We can try something else though (as you perhaps were suggesting in #17840 (comment)): we could defer switching to nobody until we're done setting up the namespace. We already moved that part recently to ensure compatibility with libguestfs, and we can postpone it a bit further.

I think what's most relevant is that we avoid running the main loop as root, but the setup phase isn't really affected by untrusted input. I'll work on that and report back.

In the short term, I still think that your #23961 makes sense nevertheless (it might take me a while to make that change in pasta).

[Luap99]

We can try something else though (as you perhaps were suggesting in #17840 (comment)): we could defer switching to nobody until we're done setting up the namespace. We already moved that part recently to ensure compatibility with libguestfs, and we can postpone it a bit further.

I think what's most relevant is that we avoid running the main loop as root, but the setup phase isn't really affected by untrusted input. I'll work on that and report back.
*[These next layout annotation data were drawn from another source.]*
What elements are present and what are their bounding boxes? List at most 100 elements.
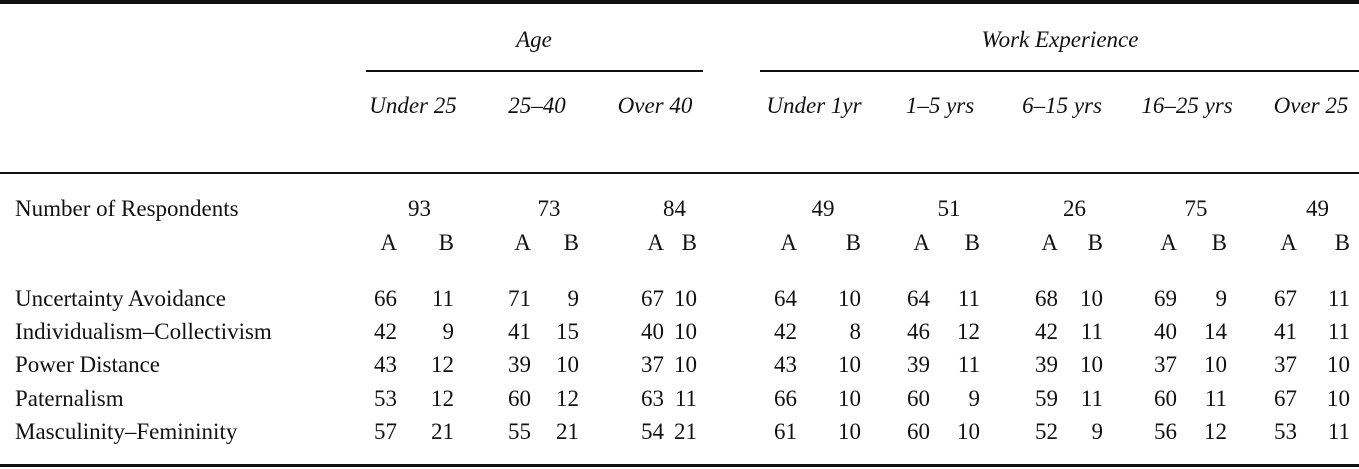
table-cell-a: 42 [774, 319, 797, 344]
row-label: Power Distance [15, 352, 160, 377]
table-cell-a: 37 [641, 352, 664, 377]
header-rule [0, 172, 1359, 174]
table-cell-b: 9 [1215, 286, 1228, 311]
table-cell-b: 10 [674, 286, 697, 311]
subheader-a: A [514, 230, 531, 255]
table-cell-a: 53 [1274, 419, 1297, 444]
subheader-a: A [380, 230, 397, 255]
column-header-over-40: Over 40 [617, 93, 693, 118]
column-header-under-25: Under 25 [369, 93, 457, 118]
subheader-a: A [1041, 230, 1058, 255]
table-cell-b: 9 [442, 319, 455, 344]
table-cell-b: 12 [431, 352, 454, 377]
respondents-count: 93 [408, 196, 431, 221]
table-cell-a: 60 [907, 419, 930, 444]
subheader-b: B [1087, 230, 1103, 255]
table-cell-a: 56 [1154, 419, 1177, 444]
bottom-rule [0, 464, 1359, 467]
column-header-over-25: Over 25 [1273, 93, 1349, 118]
table-cell-b: 11 [957, 352, 980, 377]
table-cell-a: 69 [1154, 286, 1177, 311]
table-cell-b: 12 [957, 319, 980, 344]
table-cell-b: 11 [1327, 419, 1350, 444]
table-cell-a: 68 [1035, 286, 1058, 311]
table-cell-a: 66 [774, 386, 797, 411]
table-cell-b: 14 [1204, 319, 1227, 344]
table-cell-b: 12 [431, 386, 454, 411]
table-cell-b: 11 [1080, 386, 1103, 411]
table-cell-a: 64 [774, 286, 797, 311]
respondents-count: 49 [1306, 196, 1329, 221]
table-cell-a: 53 [374, 386, 397, 411]
subheader-a: A [913, 230, 930, 255]
top-rule [0, 0, 1359, 4]
column-header-under-1yr: Under 1yr [766, 93, 862, 118]
table-cell-a: 67 [1274, 386, 1297, 411]
table-cell-b: 15 [556, 319, 579, 344]
table-cell-b: 21 [556, 419, 579, 444]
respondents-count: 26 [1063, 196, 1086, 221]
table-cell-b: 21 [431, 419, 454, 444]
respondents-count: 49 [811, 196, 835, 221]
table-cell-b: 10 [1080, 286, 1103, 311]
table-cell-a: 41 [1274, 319, 1297, 344]
table-cell-a: 64 [907, 286, 930, 311]
table-cell-a: 67 [1274, 286, 1297, 311]
row-label: Individualism–Collectivism [15, 319, 272, 344]
column-header-16-25-yrs: 16–25 yrs [1141, 93, 1233, 118]
table-cell-a: 43 [374, 352, 397, 377]
table-cell-b: 11 [1327, 319, 1350, 344]
row-label: Uncertainty Avoidance [15, 286, 226, 311]
respondents-count: 73 [537, 196, 561, 221]
work-group-underline [760, 70, 1359, 72]
table-cell-b: 10 [556, 352, 579, 377]
table-cell-a: 41 [508, 319, 531, 344]
table-cell-a: 39 [907, 352, 930, 377]
respondents-label: Number of Respondents [15, 196, 239, 221]
table-cell-b: 12 [556, 386, 579, 411]
table-cell-b: 11 [1327, 286, 1350, 311]
respondents-count: 51 [937, 196, 961, 221]
table-cell-a: 60 [907, 386, 930, 411]
table-cell-a: 42 [374, 319, 397, 344]
table-cell-b: 10 [1327, 352, 1350, 377]
table-cell-b: 12 [1204, 419, 1227, 444]
column-header-25-40: 25–40 [508, 93, 566, 118]
table-cell-a: 61 [774, 419, 797, 444]
subheader-b: B [964, 230, 980, 255]
table-cell-a: 60 [508, 386, 531, 411]
table-cell-a: 39 [508, 352, 531, 377]
table-cell-b: 21 [674, 419, 697, 444]
subheader-b: B [1334, 230, 1350, 255]
respondents-count: 84 [663, 196, 686, 221]
subheader-b: B [563, 230, 579, 255]
table-cell-b: 8 [849, 319, 862, 344]
table-cell-a: 39 [1035, 352, 1058, 377]
table-cell-a: 60 [1154, 386, 1177, 411]
table-cell-b: 10 [838, 419, 861, 444]
table-cell-b: 11 [957, 286, 980, 311]
column-header-1-5-yrs: 1–5 yrs [905, 93, 975, 118]
subheader-b: B [1211, 230, 1227, 255]
table-cell-a: 40 [1154, 319, 1177, 344]
table-cell-b: 10 [674, 319, 697, 344]
table-cell-b: 9 [567, 286, 580, 311]
table-cell-b: 11 [1080, 319, 1103, 344]
subheader-b: B [845, 230, 861, 255]
subheader-a: A [780, 230, 797, 255]
subheader-b: B [438, 230, 454, 255]
table-cell-a: 43 [774, 352, 797, 377]
table-cell-b: 9 [1091, 419, 1104, 444]
table-cell-b: 11 [431, 286, 454, 311]
table-cell-b: 10 [1080, 352, 1103, 377]
subheader-b: B [681, 230, 697, 255]
table-cell-a: 67 [641, 286, 664, 311]
table-cell-a: 54 [641, 419, 664, 444]
table-cell-b: 9 [968, 386, 981, 411]
age-group-header: Age [516, 27, 552, 52]
table-cell-a: 37 [1154, 352, 1177, 377]
table-cell-b: 11 [1204, 386, 1227, 411]
table-cell-a: 59 [1035, 386, 1058, 411]
respondents-count: 75 [1184, 196, 1208, 221]
work-experience-group-header: Work Experience [981, 27, 1139, 52]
I haven't looked how you do in pasta today but I guess one reason for the user is to drop all capabilities? In this case the thing to consider is that you would need to keep some caps, i.e. CAP_NET_BIND_SERVICE when using auto port forward to allow binding < 1024. And AFAIK you have been talking about a netlink monitor mode to update the addresses in the namespace during runtime so then you would need to keep CAP_NET_ADMIN as well. Of course we can switch users and keep caps but it is a bit more work to do so I think.

[dgibson]

But now I guess we can drop the check in validateNetNS().

Except it doesn't work when running as real root, it only works when already inside a nested userns.

Ah. yes. I was thinking specifically of @vuori's situation, not the one originally described by @lukasmrtvy.

[vuori]

The PR makes pasta work at least in my nested scenario. Thanks for the fix.

[sbrivio-rh]

We can try something else though (as you perhaps were suggesting in #17840 (comment)): we could defer switching to nobody until we're done setting up the namespace. We already moved that part recently to ensure compatibility with libguestfs, and we can postpone it a bit further.

I think what's most relevant is that we avoid running the main loop as root, but the setup phase isn't really affected by untrusted input. I'll work on that and report back.

I haven't looked how you do in pasta today but I guess one reason for the user is to drop all capabilities?

We also drop most capabilities explicitly if present, but yes, that's the reason.

However, we can't rely on capabilities alone to restrict our privileges because 1. there are still a number of checks in the kernel relying on the user having UID 0 (at least in a given namespace) instead of looking at actual capabilities and 2. if we run as root, we can open root-accessible files. We remount the root filesystem from an empty one, but if something goes wrong with that, it's nice to avoid running as root.

In this case the thing to consider is that you would need to keep some caps, i.e. CAP_NET_BIND_SERVICE when using auto port forward to allow binding < 1024.

Right, we keep it if given, both outside and inside the target namespace.

And AFAIK you have been talking about a netlink monitor mode to update the addresses in the namespace during runtime so then you would need to keep CAP_NET_ADMIN as well.

Yes, I'm working on that, and yes, we already keep CAP_NET_ADMIN in the target namespace.

Of course we can switch users and keep caps but it is a bit more work to do so I think.

No no it's all there already. But for the original issue reported here, we need to drop root a bit later so that we can join the target namespace when we start.

[Luap99]

But the outside/inside logic only applies when a userns is created because caps are per user namespace only.
If we (podman) hand pasta a netns created in the init (host) netns you cannot create a new userns as this would automatically drop all CAPS in parent userns and we have no caps for the init namesapces at all anymore. The new CAP_NET_ADMIN in the userns does not allow you to modify the netns so this wouldn't work anymore which is what I meant. Thus I think there is no way to isolate things down via a userns when you get a netns form the init namespace.